A descoberta foi feita usando o telescópio James Clerk Maxwell, no Havaí, e o telescópio Atacama, no Chile, por uma equipe de cientistas da Universidade de Manchester, Cardiff e do Instituto de Tecnologia de Massachusetts - além da participação da Universidade de Kyoto.

Cautela

Cientistas de todo o mundo têm se surpreendido com a descoberta de fosfina na atmosfera de Vênus, mas são cautelosos sobre a indicação de que haja realmente vida no planeta, mesmo que de forma microbiana. "Esse trabalho tem mostrado que nenhum processo conhecido por nós é capaz de gerar fosfina em Vênus.

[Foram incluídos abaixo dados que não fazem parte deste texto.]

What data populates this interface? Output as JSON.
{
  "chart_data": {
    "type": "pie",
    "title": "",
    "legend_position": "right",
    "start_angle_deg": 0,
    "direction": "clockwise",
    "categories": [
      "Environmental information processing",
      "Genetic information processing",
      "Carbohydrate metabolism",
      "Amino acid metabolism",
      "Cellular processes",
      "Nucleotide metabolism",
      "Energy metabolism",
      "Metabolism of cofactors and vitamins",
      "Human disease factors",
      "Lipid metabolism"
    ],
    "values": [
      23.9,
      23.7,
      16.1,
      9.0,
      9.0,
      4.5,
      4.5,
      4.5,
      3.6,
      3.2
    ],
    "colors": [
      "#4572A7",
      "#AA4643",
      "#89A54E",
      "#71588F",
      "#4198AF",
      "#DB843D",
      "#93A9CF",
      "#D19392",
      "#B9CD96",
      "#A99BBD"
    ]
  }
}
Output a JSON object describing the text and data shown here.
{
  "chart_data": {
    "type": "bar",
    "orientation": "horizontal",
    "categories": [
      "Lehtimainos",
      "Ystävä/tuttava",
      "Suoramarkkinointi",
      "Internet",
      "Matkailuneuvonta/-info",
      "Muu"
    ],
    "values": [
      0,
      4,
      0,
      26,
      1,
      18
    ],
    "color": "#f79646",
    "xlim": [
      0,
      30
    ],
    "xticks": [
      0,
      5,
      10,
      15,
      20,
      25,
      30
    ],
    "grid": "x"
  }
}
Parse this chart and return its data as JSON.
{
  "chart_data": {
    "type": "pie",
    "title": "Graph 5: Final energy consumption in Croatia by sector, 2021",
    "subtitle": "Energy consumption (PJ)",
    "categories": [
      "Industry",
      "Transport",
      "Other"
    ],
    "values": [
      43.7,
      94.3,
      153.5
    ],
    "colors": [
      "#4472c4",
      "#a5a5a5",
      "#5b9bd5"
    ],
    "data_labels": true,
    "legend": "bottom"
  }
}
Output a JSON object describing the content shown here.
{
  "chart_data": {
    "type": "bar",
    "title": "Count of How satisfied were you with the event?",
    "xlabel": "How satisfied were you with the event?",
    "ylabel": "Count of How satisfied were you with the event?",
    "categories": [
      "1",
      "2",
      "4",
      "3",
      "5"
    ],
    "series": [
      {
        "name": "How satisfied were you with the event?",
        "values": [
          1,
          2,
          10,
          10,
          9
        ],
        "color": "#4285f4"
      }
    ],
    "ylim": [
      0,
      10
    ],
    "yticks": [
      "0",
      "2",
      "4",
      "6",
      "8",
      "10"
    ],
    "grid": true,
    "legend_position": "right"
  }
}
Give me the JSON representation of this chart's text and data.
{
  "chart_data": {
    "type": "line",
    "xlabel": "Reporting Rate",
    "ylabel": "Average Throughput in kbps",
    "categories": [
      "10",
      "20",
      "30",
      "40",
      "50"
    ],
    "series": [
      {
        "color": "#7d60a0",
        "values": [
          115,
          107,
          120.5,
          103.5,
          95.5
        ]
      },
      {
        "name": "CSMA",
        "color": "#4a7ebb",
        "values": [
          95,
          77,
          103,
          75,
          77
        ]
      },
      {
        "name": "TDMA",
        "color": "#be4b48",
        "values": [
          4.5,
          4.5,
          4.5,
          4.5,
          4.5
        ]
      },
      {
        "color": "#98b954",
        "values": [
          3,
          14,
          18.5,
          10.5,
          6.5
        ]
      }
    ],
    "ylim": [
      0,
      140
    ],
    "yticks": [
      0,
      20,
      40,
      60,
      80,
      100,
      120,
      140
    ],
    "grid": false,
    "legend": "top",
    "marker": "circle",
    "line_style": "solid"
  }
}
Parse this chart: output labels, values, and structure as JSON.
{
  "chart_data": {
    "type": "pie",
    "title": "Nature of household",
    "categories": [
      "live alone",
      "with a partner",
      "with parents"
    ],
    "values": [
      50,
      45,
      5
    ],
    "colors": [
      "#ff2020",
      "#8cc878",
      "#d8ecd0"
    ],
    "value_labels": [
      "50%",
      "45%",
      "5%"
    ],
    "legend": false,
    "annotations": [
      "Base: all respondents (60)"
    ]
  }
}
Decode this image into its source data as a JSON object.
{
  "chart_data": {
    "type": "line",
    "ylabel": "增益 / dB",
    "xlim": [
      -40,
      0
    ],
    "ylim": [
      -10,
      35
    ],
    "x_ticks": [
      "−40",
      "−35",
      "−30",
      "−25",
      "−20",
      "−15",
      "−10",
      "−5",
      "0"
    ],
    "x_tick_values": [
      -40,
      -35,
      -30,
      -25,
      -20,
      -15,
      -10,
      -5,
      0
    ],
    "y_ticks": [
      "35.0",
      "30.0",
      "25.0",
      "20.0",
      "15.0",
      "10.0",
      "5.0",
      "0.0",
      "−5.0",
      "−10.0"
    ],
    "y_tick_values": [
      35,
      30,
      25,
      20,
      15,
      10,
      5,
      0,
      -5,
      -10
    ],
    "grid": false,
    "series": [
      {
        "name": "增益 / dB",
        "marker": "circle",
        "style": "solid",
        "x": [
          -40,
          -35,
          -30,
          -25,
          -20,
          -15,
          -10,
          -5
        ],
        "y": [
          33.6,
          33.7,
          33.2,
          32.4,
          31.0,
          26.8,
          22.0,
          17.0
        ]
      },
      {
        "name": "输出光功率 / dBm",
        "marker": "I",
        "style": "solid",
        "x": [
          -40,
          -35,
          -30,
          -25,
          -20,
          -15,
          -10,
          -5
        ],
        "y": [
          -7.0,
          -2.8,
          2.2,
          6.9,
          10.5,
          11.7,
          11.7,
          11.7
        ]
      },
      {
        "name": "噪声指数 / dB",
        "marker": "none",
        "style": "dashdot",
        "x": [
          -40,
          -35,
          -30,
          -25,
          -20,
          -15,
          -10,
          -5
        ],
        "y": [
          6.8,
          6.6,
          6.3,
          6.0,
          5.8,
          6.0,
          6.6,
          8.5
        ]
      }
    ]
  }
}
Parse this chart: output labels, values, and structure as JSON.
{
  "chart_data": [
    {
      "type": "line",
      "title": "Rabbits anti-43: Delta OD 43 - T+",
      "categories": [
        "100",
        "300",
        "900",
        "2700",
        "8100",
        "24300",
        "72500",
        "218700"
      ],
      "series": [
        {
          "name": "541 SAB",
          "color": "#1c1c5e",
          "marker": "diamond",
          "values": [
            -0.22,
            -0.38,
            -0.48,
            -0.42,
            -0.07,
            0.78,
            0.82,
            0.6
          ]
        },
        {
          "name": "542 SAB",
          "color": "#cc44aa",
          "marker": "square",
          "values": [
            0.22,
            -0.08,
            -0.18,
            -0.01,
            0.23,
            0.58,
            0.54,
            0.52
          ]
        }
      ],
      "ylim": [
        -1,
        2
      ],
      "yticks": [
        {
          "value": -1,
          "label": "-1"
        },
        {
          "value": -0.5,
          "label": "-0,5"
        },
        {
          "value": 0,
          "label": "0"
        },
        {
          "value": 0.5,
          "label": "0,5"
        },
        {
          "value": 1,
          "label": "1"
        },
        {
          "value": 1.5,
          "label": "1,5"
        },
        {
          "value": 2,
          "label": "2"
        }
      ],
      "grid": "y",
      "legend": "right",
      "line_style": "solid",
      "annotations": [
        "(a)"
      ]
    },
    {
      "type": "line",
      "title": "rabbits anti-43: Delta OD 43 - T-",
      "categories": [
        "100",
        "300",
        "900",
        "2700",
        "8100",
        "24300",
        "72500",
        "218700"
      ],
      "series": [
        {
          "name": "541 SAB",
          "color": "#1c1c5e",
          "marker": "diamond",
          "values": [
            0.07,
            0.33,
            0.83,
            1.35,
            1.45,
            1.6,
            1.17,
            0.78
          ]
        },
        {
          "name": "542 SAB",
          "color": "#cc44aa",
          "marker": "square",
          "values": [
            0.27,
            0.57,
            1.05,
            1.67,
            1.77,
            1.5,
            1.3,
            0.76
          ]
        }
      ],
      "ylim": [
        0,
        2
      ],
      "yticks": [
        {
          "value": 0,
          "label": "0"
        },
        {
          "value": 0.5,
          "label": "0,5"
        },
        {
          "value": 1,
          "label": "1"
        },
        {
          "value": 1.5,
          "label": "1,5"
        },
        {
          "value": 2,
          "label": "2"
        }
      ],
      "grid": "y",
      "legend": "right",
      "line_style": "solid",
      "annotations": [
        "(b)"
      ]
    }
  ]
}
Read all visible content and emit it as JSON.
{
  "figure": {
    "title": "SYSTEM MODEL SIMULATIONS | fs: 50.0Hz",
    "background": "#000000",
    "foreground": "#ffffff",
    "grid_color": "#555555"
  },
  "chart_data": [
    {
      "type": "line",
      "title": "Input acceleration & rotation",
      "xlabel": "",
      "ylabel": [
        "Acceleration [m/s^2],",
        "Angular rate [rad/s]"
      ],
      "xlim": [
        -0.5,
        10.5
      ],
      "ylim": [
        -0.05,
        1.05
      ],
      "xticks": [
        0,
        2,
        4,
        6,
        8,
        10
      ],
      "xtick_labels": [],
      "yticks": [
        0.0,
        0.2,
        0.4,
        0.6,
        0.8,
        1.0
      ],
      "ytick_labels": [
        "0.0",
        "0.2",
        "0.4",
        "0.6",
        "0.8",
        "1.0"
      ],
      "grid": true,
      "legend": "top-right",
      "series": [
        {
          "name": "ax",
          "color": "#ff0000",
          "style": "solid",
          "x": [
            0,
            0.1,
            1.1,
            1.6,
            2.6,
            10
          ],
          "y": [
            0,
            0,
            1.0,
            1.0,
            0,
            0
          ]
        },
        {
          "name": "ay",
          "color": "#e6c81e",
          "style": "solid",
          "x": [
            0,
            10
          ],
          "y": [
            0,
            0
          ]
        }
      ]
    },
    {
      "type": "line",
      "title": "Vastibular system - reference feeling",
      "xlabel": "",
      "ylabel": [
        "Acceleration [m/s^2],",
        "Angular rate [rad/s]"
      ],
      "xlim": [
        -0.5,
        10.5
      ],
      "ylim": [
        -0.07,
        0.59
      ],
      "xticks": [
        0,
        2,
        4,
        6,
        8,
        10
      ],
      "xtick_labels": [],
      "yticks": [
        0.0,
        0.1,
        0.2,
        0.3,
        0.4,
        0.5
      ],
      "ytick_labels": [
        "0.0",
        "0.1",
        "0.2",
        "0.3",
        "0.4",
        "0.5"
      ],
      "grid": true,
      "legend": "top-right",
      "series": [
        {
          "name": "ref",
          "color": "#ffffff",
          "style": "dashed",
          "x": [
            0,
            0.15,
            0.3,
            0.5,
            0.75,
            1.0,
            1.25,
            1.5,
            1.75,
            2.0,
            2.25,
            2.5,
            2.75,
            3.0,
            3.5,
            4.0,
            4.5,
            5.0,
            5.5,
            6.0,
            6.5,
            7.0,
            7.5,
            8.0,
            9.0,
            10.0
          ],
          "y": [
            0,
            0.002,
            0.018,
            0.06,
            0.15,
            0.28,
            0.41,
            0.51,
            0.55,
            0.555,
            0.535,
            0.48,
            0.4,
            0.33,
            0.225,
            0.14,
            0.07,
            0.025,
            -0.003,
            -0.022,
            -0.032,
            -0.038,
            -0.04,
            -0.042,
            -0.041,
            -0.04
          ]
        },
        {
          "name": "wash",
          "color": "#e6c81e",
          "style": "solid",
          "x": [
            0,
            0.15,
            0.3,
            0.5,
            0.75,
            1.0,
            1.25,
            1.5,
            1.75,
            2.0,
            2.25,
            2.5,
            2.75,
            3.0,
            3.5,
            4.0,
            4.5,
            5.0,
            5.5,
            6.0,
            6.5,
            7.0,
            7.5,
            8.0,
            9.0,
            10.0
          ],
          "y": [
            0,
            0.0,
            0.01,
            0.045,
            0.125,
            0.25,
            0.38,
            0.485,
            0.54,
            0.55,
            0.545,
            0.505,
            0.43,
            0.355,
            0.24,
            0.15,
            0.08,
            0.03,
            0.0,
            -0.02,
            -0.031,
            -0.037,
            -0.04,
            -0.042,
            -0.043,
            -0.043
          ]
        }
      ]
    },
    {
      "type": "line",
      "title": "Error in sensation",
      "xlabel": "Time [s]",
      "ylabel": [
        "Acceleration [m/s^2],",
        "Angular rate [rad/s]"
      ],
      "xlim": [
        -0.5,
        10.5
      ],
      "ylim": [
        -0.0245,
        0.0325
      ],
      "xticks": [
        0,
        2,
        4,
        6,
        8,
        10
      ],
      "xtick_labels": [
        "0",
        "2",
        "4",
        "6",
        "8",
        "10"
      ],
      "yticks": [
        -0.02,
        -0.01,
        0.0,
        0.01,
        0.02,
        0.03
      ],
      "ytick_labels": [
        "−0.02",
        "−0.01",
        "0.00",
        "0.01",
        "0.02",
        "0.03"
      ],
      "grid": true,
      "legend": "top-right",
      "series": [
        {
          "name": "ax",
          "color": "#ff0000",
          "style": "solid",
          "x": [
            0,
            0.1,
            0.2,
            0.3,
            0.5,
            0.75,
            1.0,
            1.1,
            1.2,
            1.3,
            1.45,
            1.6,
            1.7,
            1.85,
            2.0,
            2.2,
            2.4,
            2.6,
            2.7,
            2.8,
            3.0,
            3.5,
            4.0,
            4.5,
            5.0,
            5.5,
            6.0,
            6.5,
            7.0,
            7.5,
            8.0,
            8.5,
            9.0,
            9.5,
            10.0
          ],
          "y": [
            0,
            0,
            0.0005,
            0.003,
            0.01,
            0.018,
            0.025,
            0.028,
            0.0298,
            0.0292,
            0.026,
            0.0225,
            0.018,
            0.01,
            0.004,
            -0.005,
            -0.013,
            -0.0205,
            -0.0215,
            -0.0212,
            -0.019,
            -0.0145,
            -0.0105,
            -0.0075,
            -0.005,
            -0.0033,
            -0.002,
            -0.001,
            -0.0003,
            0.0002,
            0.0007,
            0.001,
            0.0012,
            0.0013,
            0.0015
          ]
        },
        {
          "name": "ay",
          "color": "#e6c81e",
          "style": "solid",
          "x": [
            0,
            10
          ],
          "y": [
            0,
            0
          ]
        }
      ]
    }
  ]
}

Mas pode ser, e os próprios autores frisam isso, que exista algum processo ainda desconhecido por nós", explica Douglas Galante, pesquisador do Centro Nacional de Pesquisa em Energia e Materiais (CNPEM).

Ele frisa que o estudo apresentado nesta segunda-feira detalha diversos outros tipos de reações não-relacionadas com a vida que pudessem gerar a fosfina, mas que nenhum deles foi registrado em Vênus, o que possibilita duas hipóteses: a de que a substância foi gerada de forma biótica (por algum ser vivo) ou por um processo ainda desconhecido. "Isso é interessante porque cerca de quatro milhões de anos atrás, Vênus teve uma formação parecida com a da Terra. Será que algum dos microorganismos daquela época sobreviveram e estão presentes na alta atmosfera de Vênus?"

A existência de vida nas nuvens de Vênus é uma possibilidade levantada desde 1967, quando o astrofísico Carl Sagan e Harold Morowitz escreveram sobre o tema em um artigo, frisando exatamente a diferença de condições entre a superfície e a atmosfera do planeta. E, mesmo cauteloso, Galante afirma que a descoberta recente pode apontar para vida não só em outros planetas do nosso sistema solar, mas do universo.

"Claro que grandes afirmações precisam de grandes provas. Mas a gente conhece o gás, sabe como detectá-lo, e agora podemos vasculhar os outros planetas fora do sistema solar para procurar por indícios de fosfina", afirma.

Desde a Guerra Fria, Vênus tem sido o destino de expedições comandadas tanto pela Estados Unidos como pela antiga União Soviética. Ao todo, Galante explica que já existiram ao menos 18 missões para o planeta ao longo dos últimos anos e que, agora, o interesse em explorá-lo deve crescer ainda mais. "A gente tem essa tecnologia na mão e já fez isso no passado.